Конечно, среди того, что сказали о любви поэты, писатели, философы, очень много ценных и «неоспоримых» истин. Но немало там и неполных, и полуверных истин, и истин полуиллюзорных, и оспоримых, и истин, которые были истинами только для своего времени…
Любовь – самое загадочное из чувств, и недаром, наверно, символом ее выбрана луна – с ее переменчивостью, с ее постоянным убыванием и прибыванием – и с ее обратной стороной, скрытой от нашего взгляда.
Скрытая сторона любви понемногу уменьшается, люди все ближе подходят к ее глубинным тайнам. Но мир любви неисчерпаем, потому что каждый человек любит по-своему и каждая любовь, хотя и похожа на остальные, но все-таки непохожа на них. И если верно, что любовь – сфинкс, то многие ее загадки еще ждут своих Эдипов.

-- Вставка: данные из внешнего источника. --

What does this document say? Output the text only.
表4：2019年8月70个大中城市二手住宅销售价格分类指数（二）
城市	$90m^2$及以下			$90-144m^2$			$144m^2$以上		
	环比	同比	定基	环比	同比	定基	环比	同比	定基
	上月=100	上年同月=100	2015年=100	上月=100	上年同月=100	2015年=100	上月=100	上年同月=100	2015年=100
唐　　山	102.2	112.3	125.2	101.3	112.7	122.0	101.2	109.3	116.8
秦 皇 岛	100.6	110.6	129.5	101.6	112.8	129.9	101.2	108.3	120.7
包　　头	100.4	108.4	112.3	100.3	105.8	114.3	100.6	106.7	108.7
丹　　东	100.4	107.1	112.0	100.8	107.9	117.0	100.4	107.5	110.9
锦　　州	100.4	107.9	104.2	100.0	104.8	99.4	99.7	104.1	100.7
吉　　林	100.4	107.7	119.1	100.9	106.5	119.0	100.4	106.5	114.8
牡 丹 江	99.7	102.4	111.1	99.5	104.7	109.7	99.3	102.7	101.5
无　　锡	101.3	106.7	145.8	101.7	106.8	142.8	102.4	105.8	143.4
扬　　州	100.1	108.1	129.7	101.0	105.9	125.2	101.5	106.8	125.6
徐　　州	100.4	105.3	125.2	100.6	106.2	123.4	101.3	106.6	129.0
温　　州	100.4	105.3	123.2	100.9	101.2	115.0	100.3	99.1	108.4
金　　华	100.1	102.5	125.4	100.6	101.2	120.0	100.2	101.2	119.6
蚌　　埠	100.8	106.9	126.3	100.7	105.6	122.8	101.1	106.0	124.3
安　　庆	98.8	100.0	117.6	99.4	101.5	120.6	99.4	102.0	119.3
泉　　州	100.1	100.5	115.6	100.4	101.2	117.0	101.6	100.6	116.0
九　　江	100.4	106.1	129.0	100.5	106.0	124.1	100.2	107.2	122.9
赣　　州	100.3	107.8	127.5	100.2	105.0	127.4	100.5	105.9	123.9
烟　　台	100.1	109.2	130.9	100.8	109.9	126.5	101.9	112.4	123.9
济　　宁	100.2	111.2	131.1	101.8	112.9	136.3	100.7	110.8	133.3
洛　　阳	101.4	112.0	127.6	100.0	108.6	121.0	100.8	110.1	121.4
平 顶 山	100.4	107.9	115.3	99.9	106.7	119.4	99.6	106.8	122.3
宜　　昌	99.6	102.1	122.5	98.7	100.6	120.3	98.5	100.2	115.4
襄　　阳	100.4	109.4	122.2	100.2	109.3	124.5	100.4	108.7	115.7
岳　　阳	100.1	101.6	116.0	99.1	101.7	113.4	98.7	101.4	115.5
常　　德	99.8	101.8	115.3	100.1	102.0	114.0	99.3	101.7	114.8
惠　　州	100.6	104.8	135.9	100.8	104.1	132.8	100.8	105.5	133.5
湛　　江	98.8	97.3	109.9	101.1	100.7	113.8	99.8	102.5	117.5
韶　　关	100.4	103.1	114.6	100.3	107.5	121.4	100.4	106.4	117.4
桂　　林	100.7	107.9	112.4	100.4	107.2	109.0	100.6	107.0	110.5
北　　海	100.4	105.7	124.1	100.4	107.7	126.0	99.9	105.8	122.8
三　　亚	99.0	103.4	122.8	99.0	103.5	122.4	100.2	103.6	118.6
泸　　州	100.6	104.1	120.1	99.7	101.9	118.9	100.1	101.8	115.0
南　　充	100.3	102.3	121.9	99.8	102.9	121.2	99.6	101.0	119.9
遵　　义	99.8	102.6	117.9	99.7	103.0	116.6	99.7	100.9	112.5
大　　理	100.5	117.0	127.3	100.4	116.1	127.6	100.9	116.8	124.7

Говорят, что раны у победителей заживают быстрее, чем у побежденных. Говорят также, что солдаты и влюбленные не болеют. Может быть, происходит это потому, что организм влюбленного работает с невиданной силой, и энергия влюбленного куда сильнее, чем у обычного человека? Может быть, любовь действует здесь как вдохновение, она мобилизует дремлющие силы человека, пробуждает их, резко вводит в действие?
В идеале человек, видимо, всегда должен быть такой, как в любви, ни грана его энергии не должно дремать, цепенеть в сонном состоянии. Влюбленность – это естественное, нормальное состояние человека, и человек без любви – это человек ненормальный. И наверно, прав был Роллан, когда он писал, что человек без любви – не вполне человек, что он неполноценен и физически, и эмоционально, и умственно. И наверно, так же прав был Блок, когда он говорил: «Только влюбленный имеет право на звание человека».
Ученые считают, что нормальная, естественная долгота человеческой жизни в два раза больше, чем сегодня. То же самое можно сказать и о любви. Любовь сейчас намного короче, чем она может быть, ей мешают жизненные тяготы, которые приглушают ее силу, укорачивают ее век. В благоприятном будущем время любви станет, видимо, длительней, и влюбленность может по-настоящему сделаться естественным состоянием человека.
И если это случится, тогда, наверно, люди и поймут до глубин, что это за чувство, какие силы приводят его в действие, почему оно так глубоко меняет человека. Тогда они и поймут, наверно, всю силу любви, всю ее человечность. Потому что идеал человека, настоящий человек – это homo amans – человек любящий.